Il decreto sulla Crescita che dovrebbe iniziare l’esame del Consiglio dei Ministri giovedì o al più tardi venerdì, potrebbe contenere delle novità importanti per il settore dell’edilizia, in linea con quanto chiesto più volte dall’Ance (associazione dei costruttori) nel corso degli ultimi mesi. Quattro sono i provvedimenti che dovrebbero essere introdotti a breve, con un impatto stimato in 45 miliardi di Euro e 25 mila nuovi occupati.

Detrazioni al 50%

Un provvedimento importante, anche se sulle cifre c’è ancora un margine d’incertezza, sarà l’innalzamento dal 36% al 50% delle detrazioni per interventi di ristrutturazione edilizia e l’innalzamento da 48 mila a 96 mila euro del limite di importo detraibile. Inoltre, su proposta del ministro dell’Ambiente, Corrado Clini, la norma sulle ristrutturazioni potrebbe essere estesa alle ristrutturazioni fatte con criteri antisismici. Grazie a tale norma, gli investimenti aggiuntivi potrebbero raggiungere i 350 milioni di euro.
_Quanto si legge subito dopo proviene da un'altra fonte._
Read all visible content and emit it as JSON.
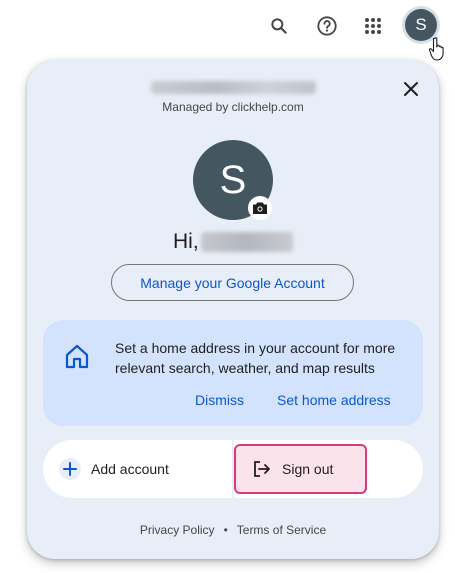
{
  "topbar": {
    "search_icon": "search-icon",
    "help_icon": "help-icon",
    "apps_icon": "apps-grid-icon",
    "avatar_initial": "S"
  },
  "panel": {
    "managed_by": "Managed by clickhelp.com",
    "avatar_initial": "S",
    "greeting": "Hi,",
    "manage_button": "Manage your Google Account",
    "home_card": {
      "text": "Set a home address in your account for more relevant search, weather, and map results",
      "dismiss": "Dismiss",
      "set_home": "Set home address"
    },
    "add_account": "Add account",
    "sign_out": "Sign out",
    "footer": {
      "privacy": "Privacy Policy",
      "separator": "•",
      "terms": "Terms of Service"
    }
  },
  "colors": {
    "panel_bg": "#e8eef8",
    "card_bg": "#d3e3fd",
    "link": "#0b57d0",
    "avatar": "#44565f",
    "signout_border": "#d93a7a",
    "signout_bg": "#fbe3ec"
  }
}
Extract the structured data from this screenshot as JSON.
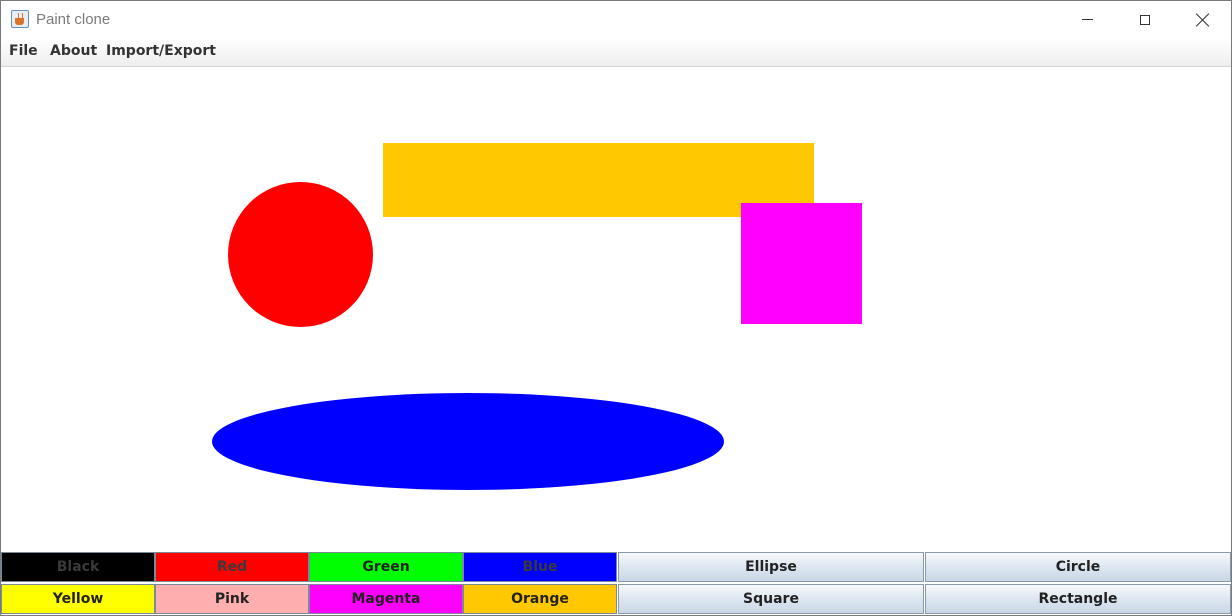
{
  "window": {
    "title": "Paint clone"
  },
  "menu": {
    "items": [
      "File",
      "About",
      "Import/Export"
    ]
  },
  "canvas_shapes": {
    "circle": {
      "color": "#ff0000"
    },
    "rectangle": {
      "color": "#ffc800"
    },
    "square": {
      "color": "#ff00ff"
    },
    "ellipse": {
      "color": "#0000ff"
    }
  },
  "color_buttons": [
    {
      "label": "Black",
      "color": "#000000"
    },
    {
      "label": "Red",
      "color": "#ff0000"
    },
    {
      "label": "Green",
      "color": "#00ff00"
    },
    {
      "label": "Blue",
      "color": "#0000ff"
    },
    {
      "label": "Yellow",
      "color": "#ffff00"
    },
    {
      "label": "Pink",
      "color": "#ffafaf"
    },
    {
      "label": "Magenta",
      "color": "#ff00ff"
    },
    {
      "label": "Orange",
      "color": "#ffc800"
    }
  ],
  "shape_buttons": [
    "Ellipse",
    "Circle",
    "Square",
    "Rectangle"
  ]
}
Altre novità dovrebbero essere il ripristino dell’Iva sulle cessioni e sulle locazioni delle nuove costruzioni, effettuate oltre cinque anni dall’ultimazione dei lavori e l’esenzione dell’Imu sulle nuove costruzioni per un massimo di tre, più probabilmente cinque anni. Infime, le detrazioni del 55% per interventi di riqualificazione energetica che ora sono prorogati di anno in anno potrebbero andare a regime, anche se la percentuale detraibile potrebbe scendere al 50%.